Guillaume Eynard Bontemps
In charge of CNES Computing Center for a year, Guillaume is a specialist in distributed commputing on huge datasets. He has in the past deployed a Hadoop cluster and deployed algorithm on it. He is also a member of Pangeo steering committee and a Dask active user.
Pangeo Data Analysis Platform at CNES and Astronomical Use Cases
Pangeo is first a scientific community, but also a Python software ecosystem and a platform that can be deployed on many infrastructures. Its goal is to provide means ways to make scientific research and programming easier on big datasets coming from simulations ran on HPC clusters (climatic model) or from sensors like observation satellites.
In this demo or talk, we will see how a scientist or an engineer will be able to analyze and process huge data volumes interactively, in a few lines of code, using the software components that are at the heart of Pangeo: Jupyter, Dask and Xarray.
These main pieces of software will be presented:
- Jupyter is the main graphical interface, it advantageously replaces a terminal.
- Dask allows scaling computations and data analysis through many nodes or virtual machines.

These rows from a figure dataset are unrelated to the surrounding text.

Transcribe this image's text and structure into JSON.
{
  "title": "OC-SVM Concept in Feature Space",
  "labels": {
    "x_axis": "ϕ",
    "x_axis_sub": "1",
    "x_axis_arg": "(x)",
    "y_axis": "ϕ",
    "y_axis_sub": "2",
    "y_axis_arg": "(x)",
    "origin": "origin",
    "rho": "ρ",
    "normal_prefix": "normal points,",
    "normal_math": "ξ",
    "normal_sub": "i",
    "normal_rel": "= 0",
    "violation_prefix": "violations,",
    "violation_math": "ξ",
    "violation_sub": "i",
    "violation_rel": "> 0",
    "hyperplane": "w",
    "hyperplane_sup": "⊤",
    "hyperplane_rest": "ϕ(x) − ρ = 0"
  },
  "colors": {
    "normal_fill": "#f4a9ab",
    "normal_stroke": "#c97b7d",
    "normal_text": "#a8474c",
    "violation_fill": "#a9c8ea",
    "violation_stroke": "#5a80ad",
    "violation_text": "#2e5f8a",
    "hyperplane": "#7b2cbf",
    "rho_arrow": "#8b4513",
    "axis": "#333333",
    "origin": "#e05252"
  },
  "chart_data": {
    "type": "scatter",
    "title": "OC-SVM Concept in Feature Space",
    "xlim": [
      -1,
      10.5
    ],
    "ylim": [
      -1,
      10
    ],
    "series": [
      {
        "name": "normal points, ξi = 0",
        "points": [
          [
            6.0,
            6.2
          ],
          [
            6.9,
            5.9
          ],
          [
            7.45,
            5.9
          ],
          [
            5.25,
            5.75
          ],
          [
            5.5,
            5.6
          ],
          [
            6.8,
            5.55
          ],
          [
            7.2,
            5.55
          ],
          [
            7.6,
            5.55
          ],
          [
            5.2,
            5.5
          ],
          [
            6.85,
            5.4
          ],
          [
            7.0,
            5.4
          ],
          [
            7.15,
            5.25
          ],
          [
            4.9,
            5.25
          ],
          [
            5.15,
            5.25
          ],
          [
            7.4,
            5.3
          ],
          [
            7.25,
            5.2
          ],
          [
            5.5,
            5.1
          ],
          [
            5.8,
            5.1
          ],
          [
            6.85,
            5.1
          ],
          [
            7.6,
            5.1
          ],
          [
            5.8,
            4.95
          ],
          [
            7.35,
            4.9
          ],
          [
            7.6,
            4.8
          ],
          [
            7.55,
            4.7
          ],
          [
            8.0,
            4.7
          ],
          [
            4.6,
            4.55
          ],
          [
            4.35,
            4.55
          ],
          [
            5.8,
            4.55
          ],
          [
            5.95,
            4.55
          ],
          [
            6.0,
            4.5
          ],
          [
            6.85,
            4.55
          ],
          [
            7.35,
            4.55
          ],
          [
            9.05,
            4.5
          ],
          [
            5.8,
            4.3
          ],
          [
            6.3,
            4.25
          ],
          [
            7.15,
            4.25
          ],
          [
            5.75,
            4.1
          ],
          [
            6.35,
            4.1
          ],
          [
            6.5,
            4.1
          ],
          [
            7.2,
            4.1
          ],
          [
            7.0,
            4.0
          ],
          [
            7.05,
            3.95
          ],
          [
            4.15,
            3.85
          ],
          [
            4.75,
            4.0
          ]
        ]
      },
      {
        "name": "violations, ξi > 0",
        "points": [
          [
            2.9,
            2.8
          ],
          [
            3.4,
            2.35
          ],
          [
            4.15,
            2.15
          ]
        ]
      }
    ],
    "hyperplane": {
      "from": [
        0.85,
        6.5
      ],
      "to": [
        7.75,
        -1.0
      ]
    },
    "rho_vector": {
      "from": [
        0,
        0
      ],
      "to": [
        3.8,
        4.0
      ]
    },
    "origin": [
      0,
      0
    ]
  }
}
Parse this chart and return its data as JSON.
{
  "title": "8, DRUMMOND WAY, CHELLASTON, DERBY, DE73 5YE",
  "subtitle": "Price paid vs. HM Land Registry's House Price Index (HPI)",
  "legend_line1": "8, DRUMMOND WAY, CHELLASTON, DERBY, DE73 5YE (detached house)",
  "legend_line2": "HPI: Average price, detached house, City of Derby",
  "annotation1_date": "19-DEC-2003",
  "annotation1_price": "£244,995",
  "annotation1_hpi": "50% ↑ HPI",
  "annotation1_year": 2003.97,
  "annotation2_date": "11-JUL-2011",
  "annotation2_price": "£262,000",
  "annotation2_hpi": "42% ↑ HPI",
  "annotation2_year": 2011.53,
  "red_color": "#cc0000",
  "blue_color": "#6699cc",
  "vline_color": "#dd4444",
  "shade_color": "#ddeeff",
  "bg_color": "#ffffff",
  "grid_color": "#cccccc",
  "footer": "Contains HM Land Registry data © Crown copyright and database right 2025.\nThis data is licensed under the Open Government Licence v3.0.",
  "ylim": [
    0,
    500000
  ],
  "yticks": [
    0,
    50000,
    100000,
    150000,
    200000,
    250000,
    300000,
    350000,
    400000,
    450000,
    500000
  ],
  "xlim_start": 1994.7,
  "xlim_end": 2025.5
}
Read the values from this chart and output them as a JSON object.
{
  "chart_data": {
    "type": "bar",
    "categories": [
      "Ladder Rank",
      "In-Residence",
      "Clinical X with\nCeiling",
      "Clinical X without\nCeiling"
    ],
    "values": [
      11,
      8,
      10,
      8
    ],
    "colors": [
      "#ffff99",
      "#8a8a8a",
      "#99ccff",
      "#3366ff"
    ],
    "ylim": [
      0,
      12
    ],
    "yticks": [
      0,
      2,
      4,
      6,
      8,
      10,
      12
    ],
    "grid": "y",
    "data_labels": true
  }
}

- Xarray gives a high level representation of multi-dimensional scientific data.
We will also describe the main possibilities for deploying a Pangeo platform: your personal laptop, a public cloud provider or an HPC cluster.
Finally, we will demonstrate Pangeo stack usage through some concrete use cases:
- Statistic computations and visualisation of Gaia data catalog.
- A multi-temporal analysis on Sentinel 2 satellite tiles, in order to watch the evolution of the NDVI (Normalized Difference Vegetation Index) on its pixels.